Video tersebut pada akhirnya berhasil menjangkau sosok
normal yang belum terjerumus dalam hal yang sama. Pria itu adalah Bayu Aditya (Oka Antara), tinggal di Jakarta, seorang jurnalis yang sedang
bertarung menghadapi berbagai tekanan berat. Dari ambisi terkait sebuah kasus
yang melibatkan seorang politikus bernama Dharma
(Ray Sahetapy), hingga gejolak dalam pernikahannya dengan Dina (Luna Maya), perlahan Bayu mulai
bergelut dalam kondisi depresi dan kehilangan arah, namun celakanya justru
terjebak dalam sebuah pemikiran pendek untuk berupaya keluar dari tekanan:
melakukan apa yang Nomura Shuhei lakukan.
Sulit untuk menampik bahwa alasan utama mengapa Killers mendapatkan atensi yang begitu
besar dari para penikmat film adalah keberadaan duet Timo Tjahjanto dan Kimo
Stamboel (atau yang lebih dikenal dengan The Mo Brothers) di kendali utama. Dua sahabat ini dengan sangat
mudah mencuri perhatian pada debut mereka di Rumah Dara (Macabre) bahkan dengan menggunakan premis sederhana:
menjebak karakter dalam sebuah rumah, escape attempt, kemudian berpadu bersama
darah dan violence yang tampil lepas dan menyenangkan. Ya, hal terakhir tadi
yang sepertinya menjadi identik dengan The
Mo Brothers, bahkan masih terlihat di segmen Safe Haven pada V/H/S/2
ketika Timo berduet bersama Gareth Evans,
konsep yang kuat, dibangun dengan kokoh, tanpa kehilangan unsur fun.

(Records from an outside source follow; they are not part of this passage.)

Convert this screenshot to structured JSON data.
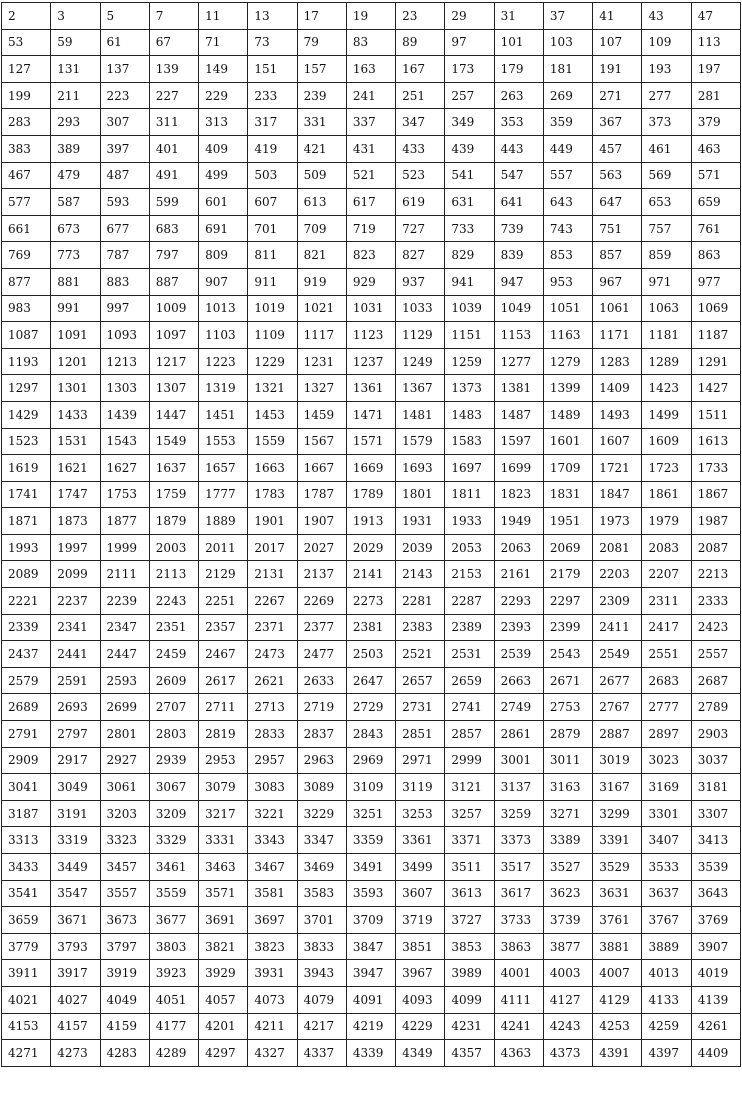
{
  "table": {
    "rows": [
      [
        "2",
        "3",
        "5",
        "7",
        "11",
        "13",
        "17",
        "19",
        "23",
        "29",
        "31",
        "37",
        "41",
        "43",
        "47"
      ],
      [
        "53",
        "59",
        "61",
        "67",
        "71",
        "73",
        "79",
        "83",
        "89",
        "97",
        "101",
        "103",
        "107",
        "109",
        "113"
      ],
      [
        "127",
        "131",
        "137",
        "139",
        "149",
        "151",
        "157",
        "163",
        "167",
        "173",
        "179",
        "181",
        "191",
        "193",
        "197"
      ],
      [
        "199",
        "211",
        "223",
        "227",
        "229",
        "233",
        "239",
        "241",
        "251",
        "257",
        "263",
        "269",
        "271",
        "277",
        "281"
      ],
      [
        "283",
        "293",
        "307",
        "311",
        "313",
        "317",
        "331",
        "337",
        "347",
        "349",
        "353",
        "359",
        "367",
        "373",
        "379"
      ],
      [
        "383",
        "389",
        "397",
        "401",
        "409",
        "419",
        "421",
        "431",
        "433",
        "439",
        "443",
        "449",
        "457",
        "461",
        "463"
      ],
      [
        "467",
        "479",
        "487",
        "491",
        "499",
        "503",
        "509",
        "521",
        "523",
        "541",
        "547",
        "557",
        "563",
        "569",
        "571"
      ],
      [
        "577",
        "587",
        "593",
        "599",
        "601",
        "607",
        "613",
        "617",
        "619",
        "631",
        "641",
        "643",
        "647",
        "653",
        "659"
      ],
      [
        "661",
        "673",
        "677",
        "683",
        "691",
        "701",
        "709",
        "719",
        "727",
        "733",
        "739",
        "743",
        "751",
        "757",
        "761"
      ],
      [
        "769",
        "773",
        "787",
        "797",
        "809",
        "811",
        "821",
        "823",
        "827",
        "829",
        "839",
        "853",
        "857",
        "859",
        "863"
      ],
      [
        "877",
        "881",
        "883",
        "887",
        "907",
        "911",
        "919",
        "929",
        "937",
        "941",
        "947",
        "953",
        "967",
        "971",
        "977"
      ],
      [
        "983",
        "991",
        "997",
        "1009",
        "1013",
        "1019",
        "1021",
        "1031",
        "1033",
        "1039",
        "1049",
        "1051",
        "1061",
        "1063",
        "1069"
      ],
      [
        "1087",
        "1091",
        "1093",
        "1097",
        "1103",
        "1109",
        "1117",
        "1123",
        "1129",
        "1151",
        "1153",
        "1163",
        "1171",
        "1181",
        "1187"
      ],
      [
        "1193",
        "1201",
        "1213",
        "1217",
        "1223",
        "1229",
        "1231",
        "1237",
        "1249",
        "1259",
        "1277",
        "1279",
        "1283",
        "1289",
        "1291"
      ],
      [
        "1297",
        "1301",
        "1303",
        "1307",
        "1319",
        "1321",
        "1327",
        "1361",
        "1367",
        "1373",
        "1381",
        "1399",
        "1409",
        "1423",
        "1427"
      ],
      [
        "1429",
        "1433",
        "1439",
        "1447",
        "1451",
        "1453",
        "1459",
        "1471",
        "1481",
        "1483",
        "1487",
        "1489",
        "1493",
        "1499",
        "1511"
      ],
      [
        "1523",
        "1531",
        "1543",
        "1549",
        "1553",
        "1559",
        "1567",
        "1571",
        "1579",
        "1583",
        "1597",
        "1601",
        "1607",
        "1609",
        "1613"
      ],
      [
        "1619",
        "1621",
        "1627",
        "1637",
        "1657",
        "1663",
        "1667",
        "1669",
        "1693",
        "1697",
        "1699",
        "1709",
        "1721",
        "1723",
        "1733"
      ],
      [
        "1741",
        "1747",
        "1753",
        "1759",
        "1777",
        "1783",
        "1787",
        "1789",
        "1801",
        "1811",
        "1823",
        "1831",
        "1847",
        "1861",
        "1867"
      ],
      [
        "1871",
        "1873",
        "1877",
        "1879",
        "1889",
        "1901",
        "1907",
        "1913",
        "1931",
        "1933",
        "1949",
        "1951",
        "1973",
        "1979",
        "1987"
      ],
      [
        "1993",
        "1997",
        "1999",
        "2003",
        "2011",
        "2017",
        "2027",
        "2029",
        "2039",
        "2053",
        "2063",
        "2069",
        "2081",
        "2083",
        "2087"
      ],
      [
        "2089",
        "2099",
        "2111",
        "2113",
        "2129",
        "2131",
        "2137",
        "2141",
        "2143",
        "2153",
        "2161",
        "2179",
        "2203",
        "2207",
        "2213"
      ],
      [
        "2221",
        "2237",
        "2239",
        "2243",
        "2251",
        "2267",
        "2269",
        "2273",
        "2281",
        "2287",
        "2293",
        "2297",
        "2309",
        "2311",
        "2333"
      ],
      [
        "2339",
        "2341",
        "2347",
        "2351",
        "2357",
        "2371",
        "2377",
        "2381",
        "2383",
        "2389",
        "2393",
        "2399",
        "2411",
        "2417",
        "2423"
      ],
      [
        "2437",
        "2441",
        "2447",
        "2459",
        "2467",
        "2473",
        "2477",
        "2503",
        "2521",
        "2531",
        "2539",
        "2543",
        "2549",
        "2551",
        "2557"
      ],
      [
        "2579",
        "2591",
        "2593",
        "2609",
        "2617",
        "2621",
        "2633",
        "2647",
        "2657",
        "2659",
        "2663",
        "2671",
        "2677",
        "2683",
        "2687"
      ],
      [
        "2689",
        "2693",
        "2699",
        "2707",
        "2711",
        "2713",
        "2719",
        "2729",
        "2731",
        "2741",
        "2749",
        "2753",
        "2767",
        "2777",
        "2789"
      ],
      [
        "2791",
        "2797",
        "2801",
        "2803",
        "2819",
        "2833",
        "2837",
        "2843",
        "2851",
        "2857",
        "2861",
        "2879",
        "2887",
        "2897",
        "2903"
      ],
      [
        "2909",
        "2917",
        "2927",
        "2939",
        "2953",
        "2957",
        "2963",
        "2969",
        "2971",
        "2999",
        "3001",
        "3011",
        "3019",
        "3023",
        "3037"
      ],
      [
        "3041",
        "3049",
        "3061",
        "3067",
        "3079",
        "3083",
        "3089",
        "3109",
        "3119",
        "3121",
        "3137",
        "3163",
        "3167",
        "3169",
        "3181"
      ],
      [
        "3187",
        "3191",
        "3203",
        "3209",
        "3217",
        "3221",
        "3229",
        "3251",
        "3253",
        "3257",
        "3259",
        "3271",
        "3299",
        "3301",
        "3307"
      ],
      [
        "3313",
        "3319",
        "3323",
        "3329",
        "3331",
        "3343",
        "3347",
        "3359",
        "3361",
        "3371",
        "3373",
        "3389",
        "3391",
        "3407",
        "3413"
      ],
      [
        "3433",
        "3449",
        "3457",
        "3461",
        "3463",
        "3467",
        "3469",
        "3491",
        "3499",
        "3511",
        "3517",
        "3527",
        "3529",
        "3533",
        "3539"
      ],
      [
        "3541",
        "3547",
        "3557",
        "3559",
        "3571",
        "3581",
        "3583",
        "3593",
        "3607",
        "3613",
        "3617",
        "3623",
        "3631",
        "3637",
        "3643"
      ],
      [
        "3659",
        "3671",
        "3673",
        "3677",
        "3691",
        "3697",
        "3701",
        "3709",
        "3719",
        "3727",
        "3733",
        "3739",
        "3761",
        "3767",
        "3769"
      ],
      [
        "3779",
        "3793",
        "3797",
        "3803",
        "3821",
        "3823",
        "3833",
        "3847",
        "3851",
        "3853",
        "3863",
        "3877",
        "3881",
        "3889",
        "3907"
      ],
      [
        "3911",
        "3917",
        "3919",
        "3923",
        "3929",
        "3931",
        "3943",
        "3947",
        "3967",
        "3989",
        "4001",
        "4003",
        "4007",
        "4013",
        "4019"
      ],
      [
        "4021",
        "4027",
        "4049",
        "4051",
        "4057",
        "4073",
        "4079",
        "4091",
        "4093",
        "4099",
        "4111",
        "4127",
        "4129",
        "4133",
        "4139"
      ],
      [
        "4153",
        "4157",
        "4159",
        "4177",
        "4201",
        "4211",
        "4217",
        "4219",
        "4229",
        "4231",
        "4241",
        "4243",
        "4253",
        "4259",
        "4261"
      ],
      [
        "4271",
        "4273",
        "4283",
        "4289",
        "4297",
        "4327",
        "4337",
        "4339",
        "4349",
        "4357",
        "4363",
        "4373",
        "4391",
        "4397",
        "4409"
      ]
    ]
  }
}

Tiga elemen tadi masih hadir di Killers. Bergeser dari horror-slasher
menjadi psychological thriller, kita
akan mendapatkan sebuah studi karakter yang lagi-lagi bermain dengan hal
sederhana namun mampu tampil provokatif, sisi gelap dari semua manusia. Disini
terlihat jelas bahwa The Mo Brothers
sudah nyaman dengan konsep dan warna yang mereka miliki, serta mulai tampil
berani ketika bergerak lebih jauh dan lebih dalam pada elemen cerita. Jepang
dan Indonesia, ada dua arena yang dibangun Takuji
Ushiyama dan Timo Tjahjanto untuk
menjabarkan sebuah kisah self destruction, berisikan tahapan serta proses dari
ketika kehidupan mulai sulit untuk lepas dari jalinan persahabatan bersama
tekanan, hadir problem mental dan kejiwaan, hingga berakhir pada sebuah
ledakan. Familiar.
Ya, familiar, itu pula mengapa sangat mudah memahami
apa yang ingin disampaikan oleh The Mo
Brothers, dari tag inside us lives a Killers,
kemudian pengembangan cerita dan karakter yang sabar dan kuat di bagian awal,
kita seperti ditarik masuk kemudian di kurung bersama aksi membunuh dalam
cerita yang bergerak lambat. Tapi ada satu pertanyaan yang terus menghantui
saya sepanjang film, mengapa harus dibagi menjadi dua cerita? Hal tersebut
memang menciptakan banyak ruang eksplorasi, bahkan membuat ia tampak berani,
namun dibalik itu ada sebuah resiko besar yang dapat dihasilkan dari blunder
yang sangat kecil sekalipun, dan Killers
mengalami itu, lapisan demi lapisan yang sudah disusun dengan rapi itu pada
akhirnya tidak menyatu dengan baik.
Ketika ia masih berisikan materi-materi kecil, ini
kuat dan sangat menarik, namun ketika ia mulai di rajut menjadi sebuah kesatuan
besar, ini lemah. Pergantian tugas diantara kedua bagian tadi ikut membawa
perubahan dinamika dan daya tarik dari cerita, tensi yang stabil diawal mulai
naik dan turun dalam konteks negatif, hal yang seharusnya tidak boleh hadir
dalam proses observasi karakter seperti ini. Dampak terbagi duanya cerita juga
perlahan tampak dengan tidak digalinya banyak konflik kecil diawal yang
sesungguhnya menjadi daya tarik terbesar film ini. Hal tersebut belum
menghitung betapa sulitnya cerita ditarik menuju garis akhir oleh The Mo Brothers, seperti terjebak dalam
sebuah perputaran cerita yang berjuang mencari jalan keluar dalam gerak lambat,
berpotensi menjemukan.
Elemen utama yang sesungguhnya menjadi faktor kunci
dari film dengan tema seperti ini sebenarnya hanya satu, menjebak dan
mempermainkan emosi penonton. Itu tidak berhasil dilakukan oleh Killers, bahkan
momen tabu dari sebuah studi karakter juga harus hadir: okay, enough, just give me a conclusion. Sangat disayangkan ketika
sebuah minus minor pada kontrol di paruh kedua membuyarkan potensi besar yang
telah ia bangun, karena dibalik alur cerita mondar-mandir dalam gerak lambat
Kilers sesungguhnya telah berhasil menjebak atensi serta membangun rasa
penasaran penonton, bahkan cukup sulit untuk mengalihkan pandangan dari scene
yang beberapa diantaranya mampu tampil mengasyikkan dengan cinematography yang
mengesankan, terlebih ketika mereka disokong
oleh score yang sukses membangun aura gelap cerita.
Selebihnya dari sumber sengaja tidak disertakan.